Datasets collected as a part of qualitative HIV studies are often chronically underutilised and rarely re-examined, particularly where the drive for applied research has maintained an explicit focus on the design of treatment, prevention, and care services. This vast evidence base (like so many others) is generally underpinned by underlying epistemological presumptions that new understandings will be exclusively driven by the collection of new data. However, there are other ways to develop knowledge, including those which ask new questions of old data in order to purposively disrupt embedded epistemologies. This article offers an account of this disruptive journey into data re-use undertaken by UK social scientists working on HIV throughout a period of intense biotechnological change. We wanted to see if it was possible to assemble a large set of qualitative UK social science datasets for re-analysis, enabling a deeper exploration of the changing nature of engagements with ARVs over time. We felt this should enable the development and application of research questions that simply would not have been available to the researchers who were working in situ. We surmised that this process would help to develop rich insights, rather than collecting even more new data in the here-and-now.

From the outset, we had a shared interest in exploring how biomedicalisation of HIV was, and is, unfolding in the UK context (Clarke et al., 2003; Nguyen, 2010; Squire, 2013), specifically through the repurposing of ARVs for prevention and attentive to the ways in which these global claims and trends might contribute to broader understandings of the pharmaceuticalisation of public health (Bell and Figert, 2015). Therefore, we were also interested to explore these data for any anticipations of biomedicalisation and its effects, with a keen eye on the ‘history of the present’. Our intention has thus been not only to inform, but to help re-situate the HIV social science research agenda going forward, given the enormous strategic and economic attention being directed towards the exclusive use of ARVs to end the epidemic. As Mason (2007) points out, ‘some forms of interpretation are only possible from a distance’ (p. 3.2), and the global policy focus on ending the epidemic by 2030 with biotechnical solutions meant the time was right for us to return to the rich qualitative material collected from the frontlines of the HIV epidemic in the UK over the past two decades.

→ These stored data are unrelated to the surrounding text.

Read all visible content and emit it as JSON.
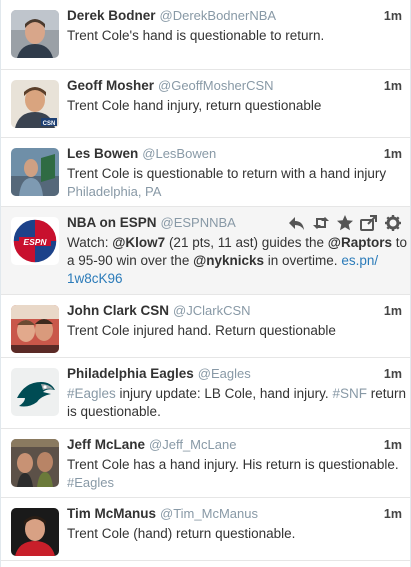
{
  "tweets": [
    {
      "name": "Derek Bodner",
      "handle": "@DerekBodnerNBA",
      "time": "1m",
      "text": "Trent Cole's hand is questionable to return."
    },
    {
      "name": "Geoff Mosher",
      "handle": "@GeoffMosherCSN",
      "time": "1m",
      "text": "Trent Cole hand injury, return questionable"
    },
    {
      "name": "Les Bowen",
      "handle": "@LesBowen",
      "time": "1m",
      "text": "Trent Cole is questionable to return with a hand injury",
      "location": "Philadelphia, PA"
    },
    {
      "name": "NBA on ESPN",
      "handle": "@ESPNNBA",
      "parts": {
        "p1": "Watch: ",
        "m1": "@Klow7",
        "p2": " (21 pts, 11 ast) guides the ",
        "m2": "@Raptors",
        "p3": " to",
        "p4": "a 95-90 win over the ",
        "m3": "@nyknicks",
        "p5": " in overtime.  ",
        "link1": "es.pn/",
        "link2": "1w8cK96"
      },
      "actions": [
        "reply-icon",
        "retweet-icon",
        "favorite-icon",
        "share-icon",
        "gear-icon"
      ]
    },
    {
      "name": "John Clark CSN",
      "handle": "@JClarkCSN",
      "time": "1m",
      "text": "Trent Cole injured hand. Return questionable"
    },
    {
      "name": "Philadelphia Eagles",
      "handle": "@Eagles",
      "time": "1m",
      "parts": {
        "h1": "#Eagles",
        "p1": " injury update: LB Cole, hand injury. ",
        "h2": "#SNF",
        "p2": " return",
        "p3": "is questionable."
      }
    },
    {
      "name": "Jeff McLane",
      "handle": "@Jeff_McLane",
      "time": "1m",
      "text": "Trent Cole has a hand injury. His return is questionable.",
      "hashtag": "#Eagles"
    },
    {
      "name": "Tim McManus",
      "handle": "@Tim_McManus",
      "time": "1m",
      "text": "Trent Cole (hand) return questionable."
    }
  ],
  "colors": {
    "name": "#333333",
    "handle": "#8899a6",
    "link": "#2b7bb9",
    "hover_bg": "#f5f5f5",
    "divider": "#e6e6e6"
  }
}
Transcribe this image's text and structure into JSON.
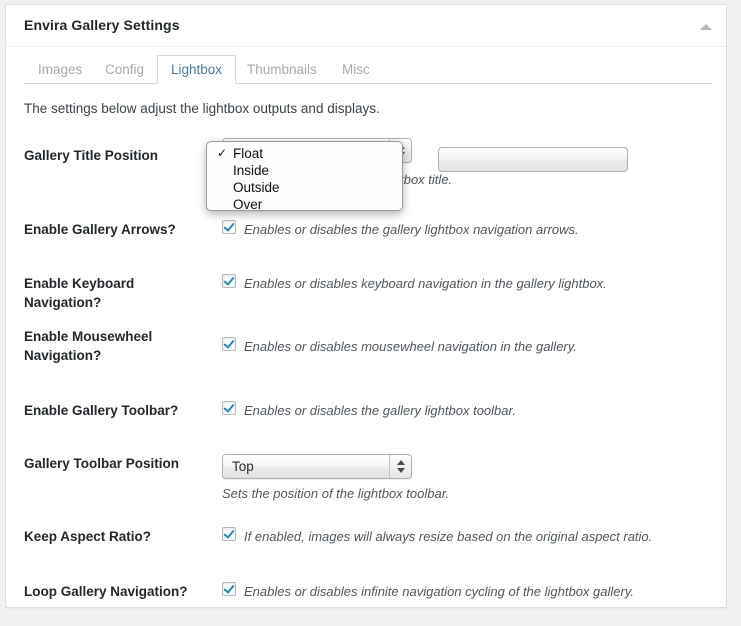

Project aims and procedures

Our aim was to assess the feasibility of data re-use through the merging, sharing, archiving, and pilot analysis of a considerable volume of qualitative data spanning the past two decades. This work was supported by the Wellcome Trust (grant 110452/Z/15/Z). The first two authors (CD and PK) undertook the majority of the work on the project with support from a research administrator, alongside periodic engagement and reflection from steering group members. As the project proceeded, a range of sizable demands emerged at different stages, including considerable time and effort required to locate and anonymise samples, and also to ensure all bureaucratic processes including the completion of data-sharing forms were undertaken in accordance with different universities’ procedures. Emergent practical issues as well as key themes were considered by the project steering group, and the lead authors kept detailed records of these developments in order to assess feasibility.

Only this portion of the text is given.